What we learn at school may not have actual impact on our later life, Mr. Hacker tends to think. The way we learned certainly did have an impact however; the expectation that assignments would be completed, that order would be maintained in the classroom, that loafers would fail and that honesty was an essential part of the process. My favorite line in our report, one I frequently quote to our four daughters, is “History is not kind to idlers.”

While conceding the importance of training students to compete in world markets, Mr. Hacker rightly questions whether we wish to desert the idea that learning may be pursued for its own sake.

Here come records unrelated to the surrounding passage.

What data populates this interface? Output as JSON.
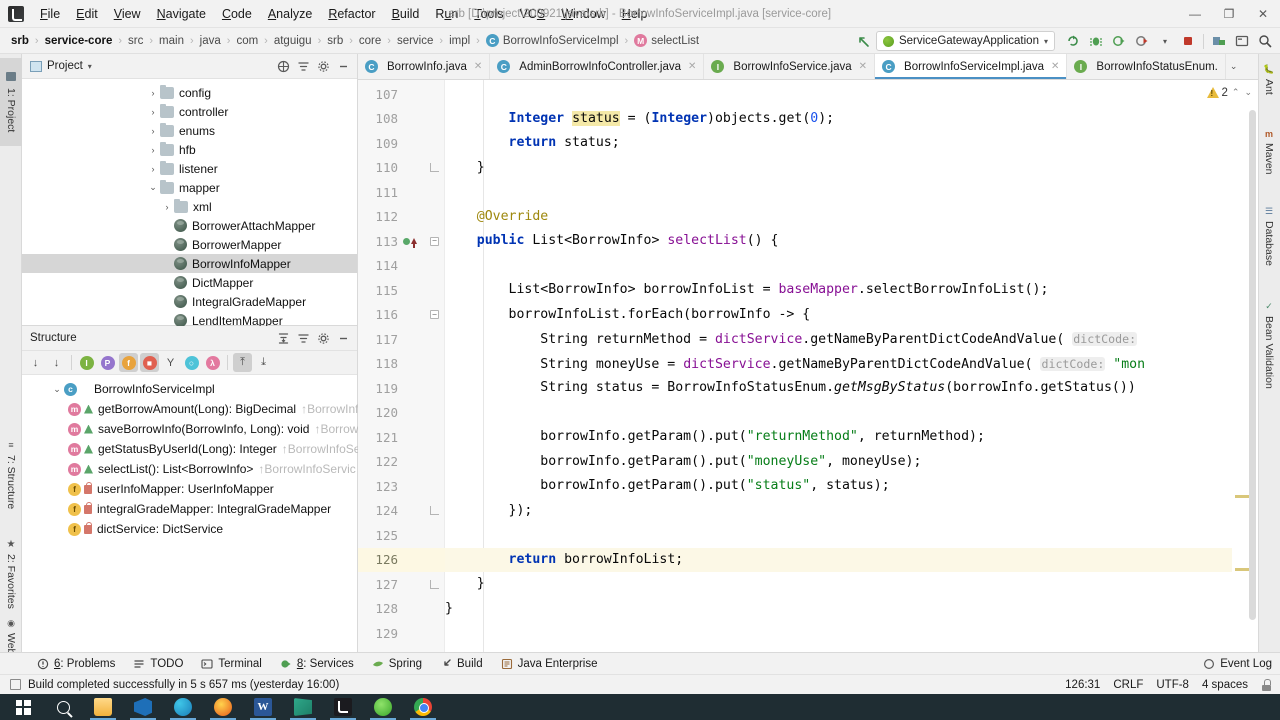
{
  "window": {
    "title": "srb [D:\\project\\200921\\java\\srb] - BorrowInfoServiceImpl.java [service-core]",
    "minimize": "—",
    "maximize": "❐",
    "close": "✕"
  },
  "menubar": {
    "items": [
      {
        "label": "File",
        "mnemonic": "F"
      },
      {
        "label": "Edit",
        "mnemonic": "E"
      },
      {
        "label": "View",
        "mnemonic": "V"
      },
      {
        "label": "Navigate",
        "mnemonic": "N"
      },
      {
        "label": "Code",
        "mnemonic": "C"
      },
      {
        "label": "Analyze",
        "mnemonic": "A"
      },
      {
        "label": "Refactor",
        "mnemonic": "R"
      },
      {
        "label": "Build",
        "mnemonic": "B"
      },
      {
        "label": "Run",
        "mnemonic": "u"
      },
      {
        "label": "Tools",
        "mnemonic": "T"
      },
      {
        "label": "VCS",
        "mnemonic": "S"
      },
      {
        "label": "Window",
        "mnemonic": "W"
      },
      {
        "label": "Help",
        "mnemonic": "H"
      }
    ]
  },
  "breadcrumb": {
    "items": [
      {
        "label": "srb",
        "style": "bold",
        "icon": ""
      },
      {
        "label": "service-core",
        "style": "bold",
        "icon": ""
      },
      {
        "label": "src",
        "style": "",
        "icon": ""
      },
      {
        "label": "main",
        "style": "",
        "icon": ""
      },
      {
        "label": "java",
        "style": "",
        "icon": ""
      },
      {
        "label": "com",
        "style": "",
        "icon": ""
      },
      {
        "label": "atguigu",
        "style": "",
        "icon": ""
      },
      {
        "label": "srb",
        "style": "",
        "icon": ""
      },
      {
        "label": "core",
        "style": "",
        "icon": ""
      },
      {
        "label": "service",
        "style": "",
        "icon": ""
      },
      {
        "label": "impl",
        "style": "",
        "icon": ""
      },
      {
        "label": "BorrowInfoServiceImpl",
        "style": "",
        "icon": "c"
      },
      {
        "label": "selectList",
        "style": "",
        "icon": "m"
      }
    ],
    "separator": "›"
  },
  "toolbar": {
    "back_arrow_icon": "back-arrow-icon",
    "run_config": "ServiceGatewayApplication",
    "run_config_caret": "▾",
    "buttons": [
      {
        "name": "build-project-icon",
        "glyph": "⟳"
      },
      {
        "name": "debug-icon",
        "glyph": "⚙"
      },
      {
        "name": "run-icon",
        "glyph": "▶"
      },
      {
        "name": "run-with-coverage-icon",
        "glyph": "▶"
      },
      {
        "name": "stop-icon",
        "glyph": "■"
      },
      {
        "name": "update-project-icon",
        "glyph": "⤓"
      },
      {
        "name": "toggle-terminal-icon",
        "glyph": "▭"
      },
      {
        "name": "search-everywhere-icon",
        "glyph": "⚲"
      }
    ]
  },
  "left_strip": {
    "tabs": [
      {
        "label": "1: Project",
        "selected": true,
        "icon": "project-folder-icon"
      },
      {
        "label": "7: Structure",
        "selected": false,
        "icon": "structure-icon"
      },
      {
        "label": "2: Favorites",
        "selected": false,
        "icon": "star-icon"
      },
      {
        "label": "Web",
        "selected": false,
        "icon": "web-icon"
      }
    ]
  },
  "right_strip": {
    "tabs": [
      {
        "label": "Ant",
        "icon": "ant-icon"
      },
      {
        "label": "Maven",
        "icon": "maven-icon"
      },
      {
        "label": "Database",
        "icon": "database-icon"
      },
      {
        "label": "Bean Validation",
        "icon": "bean-validation-icon"
      }
    ]
  },
  "project_panel": {
    "title": "Project",
    "title_caret": "▾",
    "header_icons": [
      {
        "name": "select-opened-file-icon",
        "glyph": "⊕"
      },
      {
        "name": "collapse-all-icon",
        "glyph": "≡"
      },
      {
        "name": "settings-gear-icon",
        "glyph": "⚙"
      },
      {
        "name": "hide-panel-icon",
        "glyph": "—"
      }
    ],
    "tree": [
      {
        "label": "config",
        "type": "folder",
        "indent": 2,
        "arrow": "›",
        "selected": false
      },
      {
        "label": "controller",
        "type": "folder",
        "indent": 2,
        "arrow": "›",
        "selected": false
      },
      {
        "label": "enums",
        "type": "folder",
        "indent": 2,
        "arrow": "›",
        "selected": false
      },
      {
        "label": "hfb",
        "type": "folder",
        "indent": 2,
        "arrow": "›",
        "selected": false
      },
      {
        "label": "listener",
        "type": "folder",
        "indent": 2,
        "arrow": "›",
        "selected": false
      },
      {
        "label": "mapper",
        "type": "folder",
        "indent": 2,
        "arrow": "⌄",
        "selected": false
      },
      {
        "label": "xml",
        "type": "folder",
        "indent": 3,
        "arrow": "›",
        "selected": false
      },
      {
        "label": "BorrowerAttachMapper",
        "type": "java",
        "indent": 3,
        "arrow": "",
        "selected": false
      },
      {
        "label": "BorrowerMapper",
        "type": "java",
        "indent": 3,
        "arrow": "",
        "selected": false
      },
      {
        "label": "BorrowInfoMapper",
        "type": "java",
        "indent": 3,
        "arrow": "",
        "selected": true
      },
      {
        "label": "DictMapper",
        "type": "java",
        "indent": 3,
        "arrow": "",
        "selected": false
      },
      {
        "label": "IntegralGradeMapper",
        "type": "java",
        "indent": 3,
        "arrow": "",
        "selected": false
      },
      {
        "label": "LendItemMapper",
        "type": "java",
        "indent": 3,
        "arrow": "",
        "selected": false
      }
    ]
  },
  "structure_panel": {
    "title": "Structure",
    "header_icons": [
      {
        "name": "expand-all-icon",
        "glyph": "↥"
      },
      {
        "name": "collapse-all-icon",
        "glyph": "≡"
      },
      {
        "name": "settings-gear-icon",
        "glyph": "⚙"
      },
      {
        "name": "hide-panel-icon",
        "glyph": "—"
      }
    ],
    "toolbar_icons": [
      {
        "name": "sort-by-visibility-icon",
        "glyph": "↓",
        "active": false
      },
      {
        "name": "sort-alphabetically-icon",
        "glyph": "↓",
        "active": false
      },
      {
        "name": "show-inherited-icon",
        "glyph": "I",
        "color": "green",
        "active": false
      },
      {
        "name": "show-properties-icon",
        "glyph": "P",
        "color": "purple",
        "active": false
      },
      {
        "name": "show-fields-icon",
        "glyph": "f",
        "color": "orange",
        "active": true
      },
      {
        "name": "show-non-public-icon",
        "glyph": "■",
        "color": "red",
        "active": true
      },
      {
        "name": "show-anonymous-icon",
        "glyph": "Y",
        "color": "none",
        "active": false
      },
      {
        "name": "show-ui-components-icon",
        "glyph": "○",
        "color": "cyan",
        "active": false
      },
      {
        "name": "show-lambdas-icon",
        "glyph": "λ",
        "color": "pink",
        "active": false
      },
      {
        "name": "autoscroll-to-source-icon",
        "glyph": "⤒",
        "active": true
      },
      {
        "name": "autoscroll-from-source-icon",
        "glyph": "⤓",
        "active": false
      }
    ],
    "items": [
      {
        "icon": "c",
        "vis": "",
        "label": "BorrowInfoServiceImpl",
        "muted": "",
        "indent": 1,
        "arrow": "⌄"
      },
      {
        "icon": "m",
        "vis": "pub",
        "label": "getBorrowAmount(Long): BigDecimal",
        "muted": "↑BorrowInf",
        "indent": 2,
        "arrow": ""
      },
      {
        "icon": "m",
        "vis": "pub",
        "label": "saveBorrowInfo(BorrowInfo, Long): void",
        "muted": "↑Borrow",
        "indent": 2,
        "arrow": ""
      },
      {
        "icon": "m",
        "vis": "pub",
        "label": "getStatusByUserId(Long): Integer",
        "muted": "↑BorrowInfoSe",
        "indent": 2,
        "arrow": ""
      },
      {
        "icon": "m",
        "vis": "pub",
        "label": "selectList(): List<BorrowInfo>",
        "muted": "↑BorrowInfoServic",
        "indent": 2,
        "arrow": ""
      },
      {
        "icon": "f",
        "vis": "priv",
        "label": "userInfoMapper: UserInfoMapper",
        "muted": "",
        "indent": 2,
        "arrow": ""
      },
      {
        "icon": "f",
        "vis": "priv",
        "label": "integralGradeMapper: IntegralGradeMapper",
        "muted": "",
        "indent": 2,
        "arrow": ""
      },
      {
        "icon": "f",
        "vis": "priv",
        "label": "dictService: DictService",
        "muted": "",
        "indent": 2,
        "arrow": ""
      }
    ]
  },
  "editor": {
    "tabs": [
      {
        "label": "BorrowInfo.java",
        "icon": "c",
        "active": false,
        "close": "✕"
      },
      {
        "label": "AdminBorrowInfoController.java",
        "icon": "c",
        "active": false,
        "close": "✕"
      },
      {
        "label": "BorrowInfoService.java",
        "icon": "i",
        "active": false,
        "close": "✕"
      },
      {
        "label": "BorrowInfoServiceImpl.java",
        "icon": "c",
        "active": true,
        "close": "✕"
      },
      {
        "label": "BorrowInfoStatusEnum.",
        "icon": "i",
        "active": false,
        "close": ""
      }
    ],
    "tab_overflow_caret": "⌄",
    "warning_count": "2",
    "warning_up": "⌃",
    "warning_down": "⌄",
    "first_line_number": 107,
    "current_line": 126,
    "lines": [
      {
        "n": 107,
        "html": ""
      },
      {
        "n": 108,
        "html": "        <span class=\"kw\">Integer</span> <span class=\"hl\">status</span> = (<span class=\"kw\">Integer</span>)objects.get(<span class=\"num0\">0</span>);"
      },
      {
        "n": 109,
        "html": "        <span class=\"kw\">return</span> status;"
      },
      {
        "n": 110,
        "html": "    }",
        "fold": "end"
      },
      {
        "n": 111,
        "html": ""
      },
      {
        "n": 112,
        "html": "    <span class=\"anno\">@Override</span>"
      },
      {
        "n": 113,
        "html": "    <span class=\"kw\">public</span> List&lt;BorrowInfo&gt; <span class=\"field\">selectList</span>() {",
        "fold": "open",
        "marker": "run"
      },
      {
        "n": 114,
        "html": ""
      },
      {
        "n": 115,
        "html": "        List&lt;BorrowInfo&gt; borrowInfoList = <span class=\"field\">baseMapper</span>.selectBorrowInfoList();"
      },
      {
        "n": 116,
        "html": "        borrowInfoList.forEach(borrowInfo -&gt; {",
        "fold": "open"
      },
      {
        "n": 117,
        "html": "            String returnMethod = <span class=\"field\">dictService</span>.getNameByParentDictCodeAndValue( <span class=\"hint\">dictCode:</span>"
      },
      {
        "n": 118,
        "html": "            String moneyUse = <span class=\"field\">dictService</span>.getNameByParentDictCodeAndValue( <span class=\"hint\">dictCode:</span> <span class=\"str\">\"mon</span>"
      },
      {
        "n": 119,
        "html": "            String status = BorrowInfoStatusEnum.<span class=\"ital\">getMsgByStatus</span>(borrowInfo.getStatus())"
      },
      {
        "n": 120,
        "html": ""
      },
      {
        "n": 121,
        "html": "            borrowInfo.getParam().put(<span class=\"str\">\"returnMethod\"</span>, returnMethod);"
      },
      {
        "n": 122,
        "html": "            borrowInfo.getParam().put(<span class=\"str\">\"moneyUse\"</span>, moneyUse);"
      },
      {
        "n": 123,
        "html": "            borrowInfo.getParam().put(<span class=\"str\">\"status\"</span>, status);"
      },
      {
        "n": 124,
        "html": "        });",
        "fold": "end"
      },
      {
        "n": 125,
        "html": ""
      },
      {
        "n": 126,
        "html": "        <span class=\"kw\">return</span> borrowInfoList;",
        "current": true
      },
      {
        "n": 127,
        "html": "    }",
        "fold": "end"
      },
      {
        "n": 128,
        "html": "}"
      },
      {
        "n": 129,
        "html": ""
      }
    ]
  },
  "tool_windows": {
    "items": [
      {
        "label": "6: Problems",
        "mnemonic": "6",
        "icon": "problems-icon"
      },
      {
        "label": "TODO",
        "mnemonic": "",
        "icon": "todo-icon"
      },
      {
        "label": "Terminal",
        "mnemonic": "",
        "icon": "terminal-icon"
      },
      {
        "label": "8: Services",
        "mnemonic": "8",
        "icon": "services-icon"
      },
      {
        "label": "Spring",
        "mnemonic": "",
        "icon": "spring-icon"
      },
      {
        "label": "Build",
        "mnemonic": "",
        "icon": "build-hammer-icon"
      },
      {
        "label": "Java Enterprise",
        "mnemonic": "",
        "icon": "java-enterprise-icon"
      }
    ],
    "event_log": "Event Log",
    "event_log_icon": "event-log-icon"
  },
  "status_bar": {
    "message": "Build completed successfully in 5 s 657 ms (yesterday 16:00)",
    "caret_position": "126:31",
    "line_separator": "CRLF",
    "encoding": "UTF-8",
    "indent": "4 spaces",
    "lock_icon": "read-only-lock-icon"
  },
  "taskbar": {
    "items": [
      {
        "name": "start-button",
        "icon": "windows-logo-icon"
      },
      {
        "name": "search-button",
        "icon": "search-icon"
      },
      {
        "name": "file-explorer",
        "icon": "explorer-icon",
        "running": true
      },
      {
        "name": "vscode",
        "icon": "vscode-icon",
        "running": true
      },
      {
        "name": "edge-browser",
        "icon": "edge-icon",
        "running": true
      },
      {
        "name": "firefox-browser",
        "icon": "firefox-icon",
        "running": true
      },
      {
        "name": "word",
        "icon": "word-icon",
        "running": true,
        "glyph": "W"
      },
      {
        "name": "flag-app",
        "icon": "flag-icon",
        "running": true
      },
      {
        "name": "intellij-idea",
        "icon": "intellij-icon",
        "running": true
      },
      {
        "name": "wechat",
        "icon": "wechat-icon",
        "running": true
      },
      {
        "name": "chrome-browser",
        "icon": "chrome-icon",
        "running": true
      }
    ]
  }
}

He laments the loss of leaders who will uphold as a goal of education, however nebulous the phrase, the “good life,” by which I think he means an interesting and more thoughtful life. But perhaps at this stage of reform we must be more precise.

It seems especially important at the dawn of our Information Age, when the multitude of facts threatens to overwhelm us and it becomes difficult to sort the timely from the trivial, that we recognize the need to develop persons with a philosophical habit of mind, reflective individuals who will take long views and, having a sense of history also, will be better able to make decisions for our day.

I think Mr. Hacker would agree that at the highest levels of learning, there must be an idea of what education is ultimately about—beyond providing capable workers to enable our country to better compete in industry, trade and technology, beyond even personal prosperity, national security, and literacy.

I wish Mr. Hacker had taken his concern for learning as an end in itself, and for the kind of people we ultimately become, a step farther, to affirm that the final ends of education are wisdom and virtue. Taught by Plato and held to be true for centuries, those ends are as relevant to our day as they ever were to any age.

In our high-tech, high-touch society, T.S. Eliot’s lines seem especially appropriate,

Where is the wisdom we have lost in knowledge?
Where is the knowledge we have lost in information?
Annette Y. Kirk

National Commission on Excellence

in Education

Washington, DC

Andrew Hacker replies:

As these letters make clear, we have no lack of ideas on improving education. Needless to say, the prescriptions vary, ranging from Rudolf Flesch’s phonics to Ronald Gross’s focus on adult learning. Still, so far as I can see, none of the correspondents evidence a feeling for what goes on in the classrooms, where our 44 million children spend so much of their lives. Most of my review dealt with what teachers have to teach, students are asked to learn, and under what conditions. Before brandishing proposals, I would suggest a year of full-time teaching, preferably with fifteen-year-olds in an average public school.

This is why, if I may respond to John Van Doren, I did not cite Mortimer Adler’s “Paideia” program, let alone endow it with Dewey’s or Hutchins’s mantle. Adler would have a single nationwide curriculum, with its instructional methods minutely specified. He would ban special classes. Comparable innovations have been known to succeed in model settings. (Others, like the “New Math,” wasted the time and energies of an entire generation.) If it can be shown that youngsters take to the pudding, I am sure the recipe will be passed around. But let it be based on classroom experience, not glossy exhortations.

It saddened me to hear that Annette Kirk, at forty-one, was the youngest member of the National Commission on Excellence in Education. I wonder how their report would have read had she been the eldest.